Guest Post by Scott Niska, Smart Creative
Earlier this summer Scott and his team from Smart Creative hit the trails with Chris and Sue, owners of Trailside Lodge, to take some photos for the Keweenaw Convention & Visitor’s Bureau. The photos are now being used throughout KCVB’s marketing materials to highlight the area’s trail network and attract riders to the Keweenaw. Scott’s an avid outdoor enthusiast and share’s his recommendation for trail riding in the Keweenaw.
Between Houghton and Keweenaw counties, there are 160 miles of ORV trails and over 180 miles of State Forest Roads open to ORVs. And those are just the official trails. The unofficial trails (old logging roads, snowmobile trails, and county roads) makeup hundreds of more miles and are awesome places to explore. Most of these trails are unmarked on the printed trail maps but we use OnX to plan out our more remote trips. The app lets us look for these unmarked trails, makes us aware of property owners, and allows us to download the map data for offline use. This offline mode is extremely useful in the Keweenaw, considering the lack of cell service in the remote areas. Google maps can also be used for offline maps.
We put together a list of our recent rides that happen to be some of our offroad destinations in the Keweenaw. Just like everything in the Keweenaw, a few of these destinations are hidden gems and take time to reach. As always, treat every trail and destination with respect and leave them in better condition than you found them.
Starting in Hancock, head north on the main ORV trail (#17) for about 5 miles. You’ll cross a few roads and eventually come up on a man-made pond – Boston Pond. In the late 1880s, Boston Creek was dammed up for mining purposes. The DNR owns a chunk of the northern shore, where you’ll find a basic boat launch and a picnic table. This area makes for a great snack stop and wildlife viewing area. Northern Pike can be spotted right next to shore and there’s usually an abundance of birds including swans, red wing blackbirds, ducks, geese, and more.
Tobacco River Park
Hop on trail 122 near Gay Lake Linden Road and head east to Gay. You’ll start off riding through trails made up of white beach sand. The white sand turns to red. Then you’ll hit the black sand. This black sand is actually copper mining waste that was dumped along the lake about 100 years ago. The sand has been shifting south, wreaking havoc on the critical trout fishery, the Grand Traverse Bay Harbor, and of course the beaches and properties along the lake. Learn more about the stamp sands here.
Once you reach the unincorporated community of Gay, Michigan, you’ll ride past the Gay Bar and head north on Gay Lac La Belle Road for about a half-mile. Right before the Tobacco River bridge, take a right into the park area. This park is where the Tobacco River’s root beer-colored water flows into the clear blue waters of Lake Superior. There are very nice picnic tables and a few metal grills available.
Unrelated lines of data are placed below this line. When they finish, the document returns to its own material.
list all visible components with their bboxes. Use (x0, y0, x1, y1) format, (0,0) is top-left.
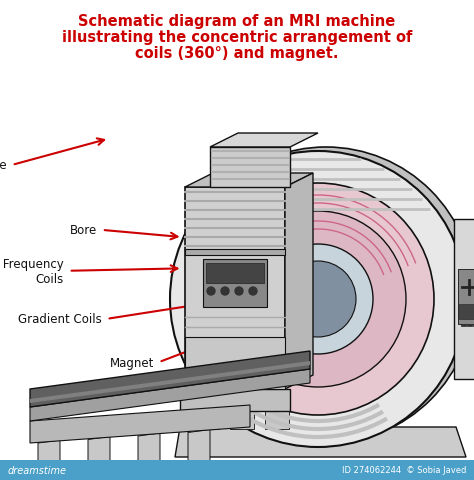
Polygon shape (30, 405, 250, 443)
Polygon shape (38, 440, 60, 480)
Polygon shape (185, 250, 285, 255)
Polygon shape (210, 148, 290, 188)
Polygon shape (285, 174, 313, 389)
Ellipse shape (280, 262, 356, 337)
Text: Schematic diagram of an MRI machine: Schematic diagram of an MRI machine (78, 14, 396, 29)
Polygon shape (30, 369, 310, 421)
Polygon shape (180, 389, 290, 411)
FancyBboxPatch shape (230, 411, 254, 429)
Polygon shape (210, 134, 318, 148)
Polygon shape (185, 188, 285, 389)
Text: Bore: Bore (70, 224, 97, 237)
Polygon shape (185, 174, 313, 188)
Polygon shape (138, 433, 160, 476)
Ellipse shape (170, 152, 466, 447)
Polygon shape (188, 430, 210, 472)
Text: ID 274062244  © Sobia Javed: ID 274062244 © Sobia Javed (342, 466, 466, 475)
Text: coils (360°) and magnet.: coils (360°) and magnet. (135, 46, 339, 61)
Text: Radio Frequency
Coils: Radio Frequency Coils (0, 257, 64, 285)
Ellipse shape (230, 212, 406, 387)
Text: dreamstime: dreamstime (8, 465, 67, 475)
Text: Sample Table: Sample Table (0, 159, 7, 172)
FancyBboxPatch shape (206, 264, 264, 283)
Polygon shape (88, 437, 110, 480)
Polygon shape (175, 427, 466, 457)
Circle shape (249, 288, 257, 295)
FancyBboxPatch shape (459, 304, 474, 319)
FancyBboxPatch shape (195, 411, 219, 429)
Text: Gradient Coils: Gradient Coils (18, 312, 101, 326)
FancyBboxPatch shape (203, 260, 267, 307)
FancyBboxPatch shape (0, 460, 474, 480)
Text: illustrating the concentric arrangement of: illustrating the concentric arrangement … (62, 30, 412, 45)
Text: Magnet: Magnet (109, 356, 154, 369)
Circle shape (235, 288, 243, 295)
Polygon shape (41, 473, 57, 480)
FancyBboxPatch shape (458, 269, 474, 324)
Polygon shape (185, 337, 285, 389)
Ellipse shape (178, 148, 474, 443)
Ellipse shape (263, 244, 373, 354)
Polygon shape (191, 463, 207, 472)
Polygon shape (141, 466, 157, 476)
Polygon shape (30, 361, 310, 403)
Polygon shape (91, 469, 107, 480)
Polygon shape (30, 351, 310, 407)
FancyBboxPatch shape (454, 219, 474, 379)
Circle shape (207, 288, 215, 295)
Circle shape (221, 288, 229, 295)
FancyBboxPatch shape (265, 411, 289, 429)
Ellipse shape (202, 184, 434, 415)
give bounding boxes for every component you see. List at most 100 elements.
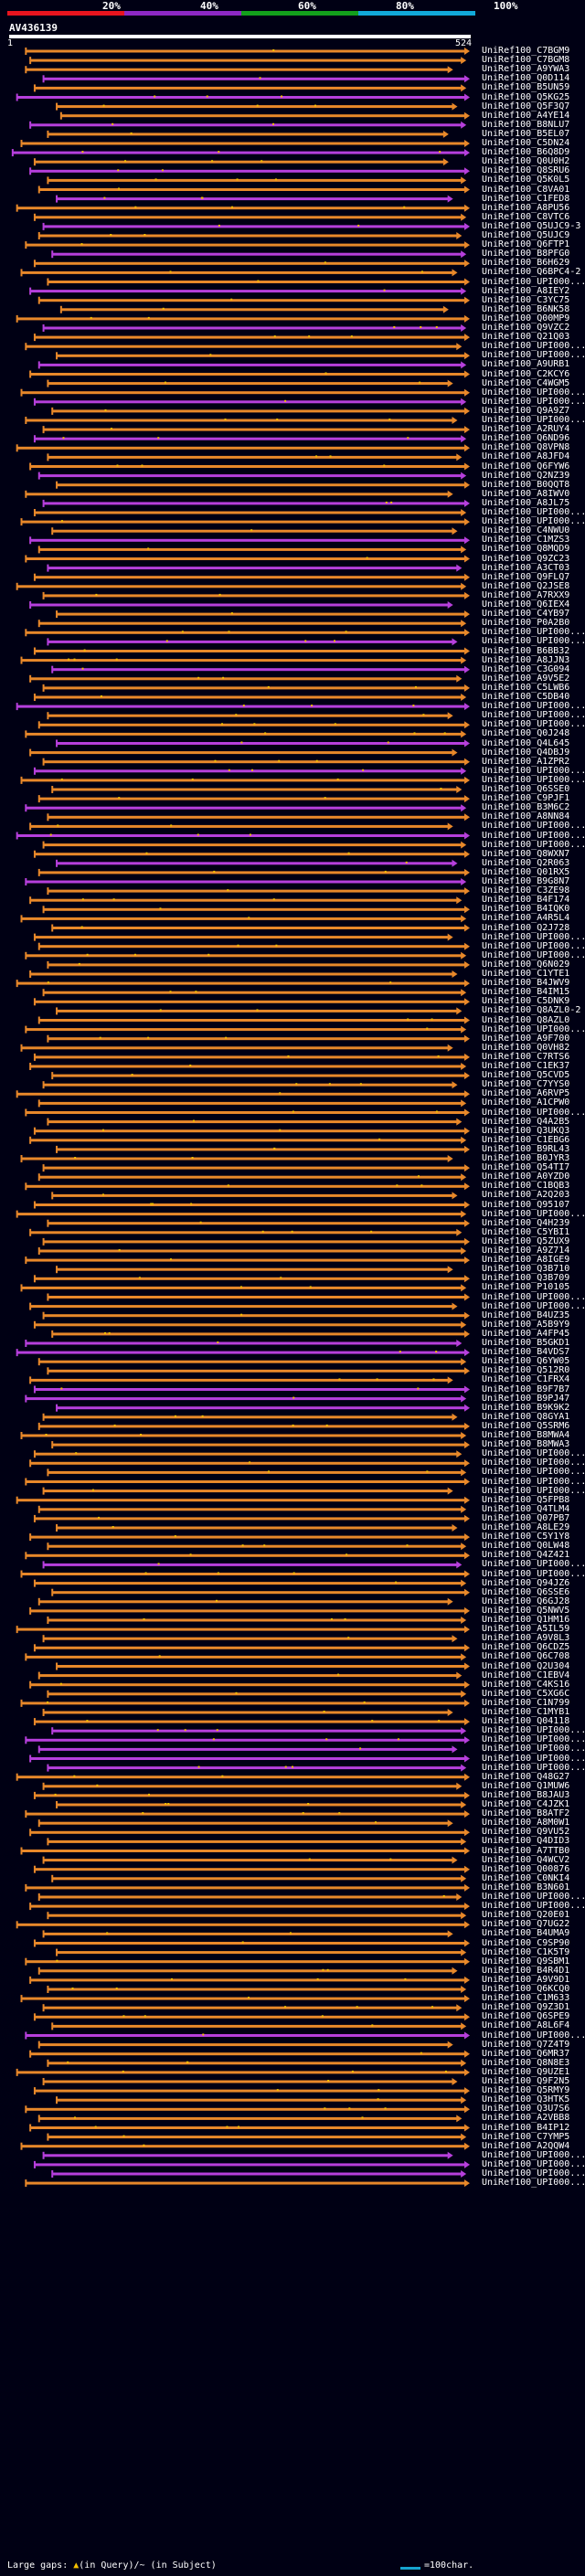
hit-label[interactable]: UniRef100_C7BGM9	[482, 46, 570, 56]
hit-label[interactable]: UniRef100_Q9UZE1	[482, 2066, 570, 2077]
hit-label[interactable]: UniRef100_Q8WXN7	[482, 848, 570, 859]
hit-label[interactable]: UniRef100_UPI000...	[482, 341, 585, 352]
hit-label[interactable]: UniRef100_A9V5E2	[482, 673, 570, 684]
hit-label[interactable]: UniRef100_C4JZK1	[482, 1799, 570, 1809]
hit-label[interactable]: UniRef100_Q6GJ28	[482, 1595, 570, 1606]
hit-label[interactable]: UniRef100_UPI000...	[482, 2178, 585, 2189]
hit-label[interactable]: UniRef100_C7RTS6	[482, 1051, 570, 1062]
hit-label[interactable]: UniRef100_Q9F2N5	[482, 2076, 570, 2086]
hit-label[interactable]: UniRef100_A8L6F4	[482, 2020, 570, 2031]
hit-label[interactable]: UniRef100_C8VA01	[482, 184, 570, 195]
hit-label[interactable]: UniRef100_Q3B710	[482, 1264, 570, 1275]
hit-label[interactable]: UniRef100_C1FRX4	[482, 1374, 570, 1385]
hit-label[interactable]: UniRef100_A8JL75	[482, 497, 570, 508]
hit-label[interactable]: UniRef100_Q5F3Q7	[482, 101, 570, 111]
hit-label[interactable]: UniRef100_Q8VPN8	[482, 442, 570, 453]
hit-label[interactable]: UniRef100_B6Q8D9	[482, 147, 570, 158]
hit-label[interactable]: UniRef100_C5DN24	[482, 138, 570, 148]
hit-label[interactable]: UniRef100_Q3UKQ3	[482, 1125, 570, 1136]
hit-label[interactable]: UniRef100_A9V9D1	[482, 1974, 570, 1985]
hit-label[interactable]: UniRef100_C7YMP5	[482, 2131, 570, 2142]
hit-label[interactable]: UniRef100_Q21Q03	[482, 332, 570, 343]
hit-label[interactable]: UniRef100_UPI000...	[482, 701, 585, 712]
hit-label[interactable]: UniRef100_UPI000...	[482, 1734, 585, 1745]
hit-label[interactable]: UniRef100_Q1MUW6	[482, 1780, 570, 1791]
hit-label[interactable]: UniRef100_Q8AZL0-2	[482, 1005, 581, 1016]
hit-label[interactable]: UniRef100_C5Y1Y8	[482, 1532, 570, 1542]
hit-label[interactable]: UniRef100_Q0LW48	[482, 1541, 570, 1552]
hit-label[interactable]: UniRef100_C1EBG6	[482, 1134, 570, 1145]
hit-label[interactable]: UniRef100_UPI000...	[482, 1467, 585, 1478]
hit-label[interactable]: UniRef100_Q8SRU6	[482, 165, 570, 176]
hit-label[interactable]: UniRef100_C9SP90	[482, 1937, 570, 1948]
hit-label[interactable]: UniRef100_Q5SRM6	[482, 1420, 570, 1431]
hit-label[interactable]: UniRef100_B5UN59	[482, 82, 570, 93]
hit-label[interactable]: UniRef100_B6BB32	[482, 645, 570, 656]
hit-label[interactable]: UniRef100_Q6FYW6	[482, 461, 570, 472]
hit-label[interactable]: UniRef100_UPI000...	[482, 1458, 585, 1468]
hit-label[interactable]: UniRef100_P10105	[482, 1282, 570, 1293]
hit-label[interactable]: UniRef100_Q6SSE0	[482, 784, 570, 794]
hit-label[interactable]: UniRef100_UPI000...	[482, 1476, 585, 1487]
hit-label[interactable]: UniRef100_B4R4D1	[482, 1965, 570, 1976]
hit-label[interactable]: UniRef100_C3YC75	[482, 294, 570, 305]
hit-label[interactable]: UniRef100_Q3U7S6	[482, 2104, 570, 2115]
hit-label[interactable]: UniRef100_Q9FLQ7	[482, 571, 570, 582]
hit-label[interactable]: UniRef100_B4JWV9	[482, 978, 570, 989]
hit-label[interactable]: UniRef100_UPI000...	[482, 710, 585, 721]
hit-label[interactable]: UniRef100_Q5FPB8	[482, 1494, 570, 1505]
hit-label[interactable]: UniRef100_Q5K0L5	[482, 175, 570, 186]
hit-label[interactable]: UniRef100_UPI000...	[482, 1208, 585, 1219]
hit-label[interactable]: UniRef100_Q2U304	[482, 1660, 570, 1671]
hit-label[interactable]: UniRef100_Q8GYA1	[482, 1411, 570, 1422]
hit-label[interactable]: UniRef100_A8NN84	[482, 811, 570, 822]
hit-label[interactable]: UniRef100_UPI000...	[482, 350, 585, 361]
hit-label[interactable]: UniRef100_B8ATF2	[482, 1808, 570, 1819]
hit-label[interactable]: UniRef100_C1EBV4	[482, 1670, 570, 1680]
hit-label[interactable]: UniRef100_C2KCY6	[482, 368, 570, 379]
hit-label[interactable]: UniRef100_UPI000...	[482, 1485, 585, 1496]
hit-label[interactable]: UniRef100_Q6N029	[482, 959, 570, 970]
hit-label[interactable]: UniRef100_Q5NWV5	[482, 1605, 570, 1616]
hit-label[interactable]: UniRef100_Q0U0H2	[482, 156, 570, 167]
hit-label[interactable]: UniRef100_A2QQW4	[482, 2140, 570, 2151]
hit-label[interactable]: UniRef100_Q5UJC9	[482, 230, 570, 240]
hit-label[interactable]: UniRef100_B6H629	[482, 258, 570, 269]
hit-label[interactable]: UniRef100_UPI000...	[482, 1753, 585, 1764]
hit-label[interactable]: UniRef100_UPI000...	[482, 1291, 585, 1302]
hit-label[interactable]: UniRef100_A2RUY4	[482, 424, 570, 435]
hit-label[interactable]: UniRef100_Q6FTP1	[482, 239, 570, 250]
hit-label[interactable]: UniRef100_Q00876	[482, 1863, 570, 1874]
hit-label[interactable]: UniRef100_UPI000...	[482, 2030, 585, 2041]
hit-label[interactable]: UniRef100_C1YTE1	[482, 969, 570, 979]
hit-label[interactable]: UniRef100_C7YYS0	[482, 1079, 570, 1090]
hit-label[interactable]: UniRef100_Q4DBJ9	[482, 747, 570, 758]
hit-label[interactable]: UniRef100_B4IM15	[482, 987, 570, 998]
hit-label[interactable]: UniRef100_A7TTB0	[482, 1845, 570, 1856]
hit-label[interactable]: UniRef100_UPI000...	[482, 931, 585, 942]
hit-label[interactable]: UniRef100_UPI000...	[482, 2168, 585, 2178]
hit-label[interactable]: UniRef100_UPI000...	[482, 2158, 585, 2169]
hit-label[interactable]: UniRef100_B4UZ35	[482, 1309, 570, 1320]
hit-label[interactable]: UniRef100_B9F7B7	[482, 1383, 570, 1394]
hit-label[interactable]: UniRef100_A9Z714	[482, 1246, 570, 1256]
hit-label[interactable]: UniRef100_C0NKI4	[482, 1872, 570, 1883]
hit-label[interactable]: UniRef100_UPI000...	[482, 830, 585, 841]
hit-label[interactable]: UniRef100_Q9A9Z7	[482, 405, 570, 416]
hit-label[interactable]: UniRef100_Q4WCV2	[482, 1854, 570, 1865]
hit-label[interactable]: UniRef100_B8JAU3	[482, 1789, 570, 1800]
hit-label[interactable]: UniRef100_Q0VH82	[482, 1042, 570, 1053]
hit-label[interactable]: UniRef100_Q512R0	[482, 1365, 570, 1376]
hit-label[interactable]: UniRef100_Q48G27	[482, 1771, 570, 1782]
hit-label[interactable]: UniRef100_A0YZD0	[482, 1171, 570, 1182]
hit-label[interactable]: UniRef100_UPI000...	[482, 1892, 585, 1902]
hit-label[interactable]: UniRef100_Q20E01	[482, 1910, 570, 1921]
hit-label[interactable]: UniRef100_Q94JZ6	[482, 1577, 570, 1588]
hit-label[interactable]: UniRef100_Q6KCQ0	[482, 1984, 570, 1994]
hit-label[interactable]: UniRef100_Q0J248	[482, 728, 570, 739]
hit-label[interactable]: UniRef100_Q2J728	[482, 922, 570, 933]
hit-label[interactable]: UniRef100_P0A2B0	[482, 618, 570, 629]
hit-label[interactable]: UniRef100_B3N601	[482, 1882, 570, 1892]
hit-label[interactable]: UniRef100_A8IWV0	[482, 488, 570, 499]
hit-label[interactable]: UniRef100_Q6YW05	[482, 1356, 570, 1367]
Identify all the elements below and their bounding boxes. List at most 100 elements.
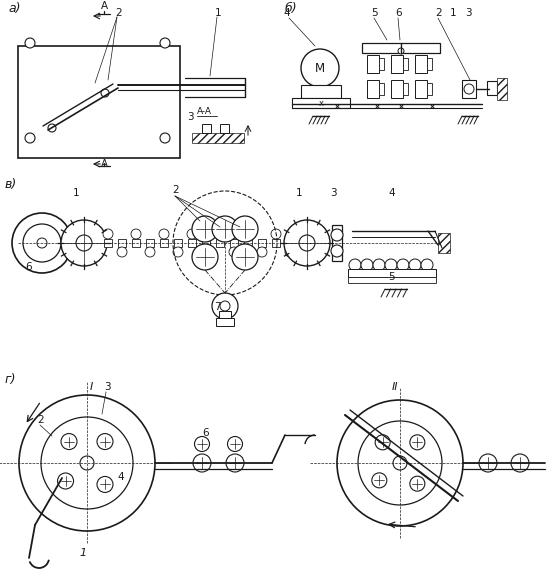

Make sure to bring some charcoal and grilling supplies. Grilling out beside the Greatest Lake is something everyone needs to experience. Trout can be caught under the bridge and you’ll often see other fish (mostly suckers) hiding in the shade during certain months of the year. Depending on how calm the water is, you may be able to see an old cart rail extending out into the lake.
Twin Lakes State Park
This trip is about 50 miles round trip starting from Houghton/Hancock. Starting from Houghton, head south on trail 3. The trail will take you around Atlantic Mine, through South Range, and south towards Twin Lakes. There are some old mining ruins along the way that are fun to explore. Once you arrive to the gas station (4 Seasons Convenience), you’ll continue for about two hundred yards and cross the highway to Twin Lakes State Park. You can’t miss it. This is another awesome place to stop and grill out for lunch. There are plenty of metal grills and picnic tables around. There’s a state boat launch and beach within the park, so make sure you bring your swimsuit and a towel.
Alternatively, bring your tent/camper and favorite off-road vehicle(s) to Twin Lakes State Park and stay for a week. When we rode through the campground, almost every campsite had at least one side by side, four-wheeler, or dirt bike parked nearby. With the trail being right across the highway, trail access is extremely easy.
Copper Harbor / Tip of the Peninsula
For longer rides along the lake, we recommend riding to Eagle River, Eagle Harbor, Copper Harbor, and beyond. The Trailside Lodge is conveniently located on the trail just north of Calumet and makes for a great basecamp for these trips. From Copper Harbor to the tip of the Keweenaw, the trails are endless. Make a point to ride into Horseshoe Harbor for an excellent view and some rock picking. Then continue to High Rock Bay for some epic photos. The old rocket launching station is nearby. The Keweenaw ATV Club recently opened a new trail to Fish Cove. It ends at a new graveled parking lot near Lake Superior. The view is worth the ride. The new trail is multi-use so it can be used by four-wheelers, side by sides, bikers, hikers, and snowmobiles.